Books to inspire endeavors in landscape design, gardening
How about some green books for wintertime reading - and for your holiday shopping list? Here are some texts addressing the latest landscape design trends and information on plants' needs:
"Edible Landscaping," by Rosalind Creasy, (Sierra Club Books, 2010) has offered me new ideas to enhance melding landscape design with edible plants.
Creasy has spent decades discovering ideas for designs from rural and urban gardens. She identifies plant species and their edible qualities with written text that further clarifies information on the latest horticultural practices for growing produce locally and maintaining a healthy, aesthetically pleasing and environmentally responsible edible garden using permaculture.
Creasy, who has been honing her design skills for more than 30 years, is the author of 18 books and is a leading authority on edible landscaping. This 384-page softcover book is illustrated with more than 300 color photographs taken by Creasy and contains seven color garden plans and 20 black-and-white illustrations. Cost: $39.95.
"Honeybee Democracy," by Thomas D. Seeley, (Princeton University Press, 2010) will teach you everything you ever wanted to know about one of the world's most beneficial insects. The honeybee is critically important to pollinating crops that we depend on to produce fruits and vegetables. Much has been written recently about the puzzling decline of honeybee colonies and the implications of what this can mean for life on Earth.

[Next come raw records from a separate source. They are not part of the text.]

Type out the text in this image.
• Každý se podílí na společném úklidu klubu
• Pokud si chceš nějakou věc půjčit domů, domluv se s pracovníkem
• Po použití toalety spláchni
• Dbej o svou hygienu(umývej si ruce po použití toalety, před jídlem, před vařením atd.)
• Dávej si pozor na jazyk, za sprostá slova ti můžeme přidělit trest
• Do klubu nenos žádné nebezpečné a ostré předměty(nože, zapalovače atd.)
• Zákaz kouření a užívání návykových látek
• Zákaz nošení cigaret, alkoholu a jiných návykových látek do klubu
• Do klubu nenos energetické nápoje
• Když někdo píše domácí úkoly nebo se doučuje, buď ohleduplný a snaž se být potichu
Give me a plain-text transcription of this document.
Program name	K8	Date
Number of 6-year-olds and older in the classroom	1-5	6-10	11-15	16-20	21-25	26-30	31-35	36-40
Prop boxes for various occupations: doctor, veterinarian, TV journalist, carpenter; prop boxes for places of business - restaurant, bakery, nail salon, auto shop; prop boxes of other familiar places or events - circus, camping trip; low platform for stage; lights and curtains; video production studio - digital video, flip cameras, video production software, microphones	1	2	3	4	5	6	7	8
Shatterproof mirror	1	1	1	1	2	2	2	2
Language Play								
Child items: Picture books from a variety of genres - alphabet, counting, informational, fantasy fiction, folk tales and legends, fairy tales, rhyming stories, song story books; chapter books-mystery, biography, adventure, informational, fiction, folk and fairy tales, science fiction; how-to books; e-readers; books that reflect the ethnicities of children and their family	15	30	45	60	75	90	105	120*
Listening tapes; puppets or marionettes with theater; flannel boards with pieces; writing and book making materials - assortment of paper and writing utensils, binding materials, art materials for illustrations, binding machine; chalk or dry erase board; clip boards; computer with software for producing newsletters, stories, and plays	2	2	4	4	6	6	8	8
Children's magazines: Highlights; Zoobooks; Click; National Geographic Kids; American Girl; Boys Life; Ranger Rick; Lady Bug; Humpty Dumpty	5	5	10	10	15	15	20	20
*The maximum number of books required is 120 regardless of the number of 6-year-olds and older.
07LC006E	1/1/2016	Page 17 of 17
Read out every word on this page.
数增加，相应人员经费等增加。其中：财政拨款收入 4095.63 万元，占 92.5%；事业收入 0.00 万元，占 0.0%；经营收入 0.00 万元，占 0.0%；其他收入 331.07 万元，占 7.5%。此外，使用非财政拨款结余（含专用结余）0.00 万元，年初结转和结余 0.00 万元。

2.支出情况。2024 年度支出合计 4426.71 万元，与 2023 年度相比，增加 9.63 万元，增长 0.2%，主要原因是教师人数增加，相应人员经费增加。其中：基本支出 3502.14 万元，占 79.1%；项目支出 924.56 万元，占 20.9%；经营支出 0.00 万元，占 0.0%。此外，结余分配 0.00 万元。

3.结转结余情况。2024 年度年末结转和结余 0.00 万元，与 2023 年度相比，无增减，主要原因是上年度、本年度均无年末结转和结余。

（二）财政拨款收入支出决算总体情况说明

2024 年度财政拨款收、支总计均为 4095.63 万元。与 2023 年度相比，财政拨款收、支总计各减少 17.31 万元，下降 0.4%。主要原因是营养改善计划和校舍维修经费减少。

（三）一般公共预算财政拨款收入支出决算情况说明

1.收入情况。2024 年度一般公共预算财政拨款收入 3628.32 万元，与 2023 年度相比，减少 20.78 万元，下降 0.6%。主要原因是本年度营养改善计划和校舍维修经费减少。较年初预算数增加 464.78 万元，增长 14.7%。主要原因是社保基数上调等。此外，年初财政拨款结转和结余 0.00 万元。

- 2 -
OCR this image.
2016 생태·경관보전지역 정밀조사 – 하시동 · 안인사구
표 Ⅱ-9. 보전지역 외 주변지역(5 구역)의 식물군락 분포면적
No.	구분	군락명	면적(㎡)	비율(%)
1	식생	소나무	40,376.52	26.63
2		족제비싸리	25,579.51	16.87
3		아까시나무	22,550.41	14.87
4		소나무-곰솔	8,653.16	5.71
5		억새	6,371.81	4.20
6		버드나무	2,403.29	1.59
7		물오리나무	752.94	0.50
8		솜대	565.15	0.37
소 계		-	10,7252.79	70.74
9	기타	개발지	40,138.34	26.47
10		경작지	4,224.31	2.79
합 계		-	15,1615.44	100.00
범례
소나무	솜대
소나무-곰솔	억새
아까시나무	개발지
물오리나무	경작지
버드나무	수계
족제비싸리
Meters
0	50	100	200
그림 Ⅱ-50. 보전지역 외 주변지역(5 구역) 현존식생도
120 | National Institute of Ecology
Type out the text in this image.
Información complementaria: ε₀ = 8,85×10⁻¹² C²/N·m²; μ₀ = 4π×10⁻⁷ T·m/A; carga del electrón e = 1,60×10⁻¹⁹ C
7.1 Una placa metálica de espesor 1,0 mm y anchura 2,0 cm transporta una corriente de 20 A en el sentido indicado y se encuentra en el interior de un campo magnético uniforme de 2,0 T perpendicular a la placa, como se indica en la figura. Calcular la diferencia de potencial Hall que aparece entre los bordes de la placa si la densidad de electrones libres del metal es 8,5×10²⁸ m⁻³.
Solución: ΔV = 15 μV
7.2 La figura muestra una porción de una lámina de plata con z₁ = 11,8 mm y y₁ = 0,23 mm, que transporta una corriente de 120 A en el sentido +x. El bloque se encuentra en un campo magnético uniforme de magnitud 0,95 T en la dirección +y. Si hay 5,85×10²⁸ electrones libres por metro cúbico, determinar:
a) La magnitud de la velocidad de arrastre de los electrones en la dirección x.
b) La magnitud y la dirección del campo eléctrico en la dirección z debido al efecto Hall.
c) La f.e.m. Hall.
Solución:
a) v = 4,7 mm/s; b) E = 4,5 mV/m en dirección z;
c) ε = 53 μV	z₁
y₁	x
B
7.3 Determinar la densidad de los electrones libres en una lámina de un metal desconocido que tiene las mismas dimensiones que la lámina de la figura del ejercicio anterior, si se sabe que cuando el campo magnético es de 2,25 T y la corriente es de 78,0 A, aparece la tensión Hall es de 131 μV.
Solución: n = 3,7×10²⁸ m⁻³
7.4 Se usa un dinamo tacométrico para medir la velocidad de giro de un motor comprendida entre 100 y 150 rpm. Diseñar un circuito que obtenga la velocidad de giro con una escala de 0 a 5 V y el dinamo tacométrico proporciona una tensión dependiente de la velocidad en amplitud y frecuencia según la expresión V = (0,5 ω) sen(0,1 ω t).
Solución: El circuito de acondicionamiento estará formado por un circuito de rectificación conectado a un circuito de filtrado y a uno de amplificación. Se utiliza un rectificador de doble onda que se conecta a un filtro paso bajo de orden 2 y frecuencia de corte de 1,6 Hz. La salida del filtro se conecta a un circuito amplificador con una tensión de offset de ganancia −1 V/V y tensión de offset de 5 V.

This resource by Seeley explains their life cycle and how they dance and interact in an organized and caring fashion. Seeley, a biologist and beekeeper, presents his excellent understanding of what makes the bees' society work for the survival of the species. The epilogue correlates the bees' society directly to the coexistence and survival of humanity. This 280-page clothbound hardcover includes 30 color images, 30 halftones, 26 line drawings and one table. Cost: $29.95.
"Best Garden Design: Practical Inspiration from the Royal Horticultural Society Chelsea Flower Show," by Chris Young, (Firefly Books, 2010) is a must-study if you are searching for landscape design ideas. It is a library of the obscure.
There are hundreds of innovative designs including water walls, sculptures, modern sculptural mixing of media, and a section on sustainable design. There are classically executed designs as well, naturally planted with many modern touches. Photographs of container plantings are included.
This 224-page hardcover idea book has 400 color photographs and artwork from the Royal Horticultural Society Chelsea Flower Show, including 20 studies with garden plans. It might be the first book I'd flip through for design ideas. Cost: $35.
"The World of Trees," by Hugh Johnson, (University of California Press, 2010) is the ultimate tree-hugger book.
This beautifully appointed tome is a great addition to your coffee table for those moments when you want to learn more about trees. It covers tree classifications, weather and hardiness zones of trees in North America and Europe. It's the equivalent of a course in arboriculture for the amateur gardener and landscape professional, including the history and culture of trees, suggesting the climates where you might find them growing.
The final 375 pages of this 400-page clothbound hardcover book cover trees around the world in encyclopedic fashion, complementing the write-ups with high-quality photographs of specimens. There are 500 photographs and 1,000 line illustrations. Cost: $34.95.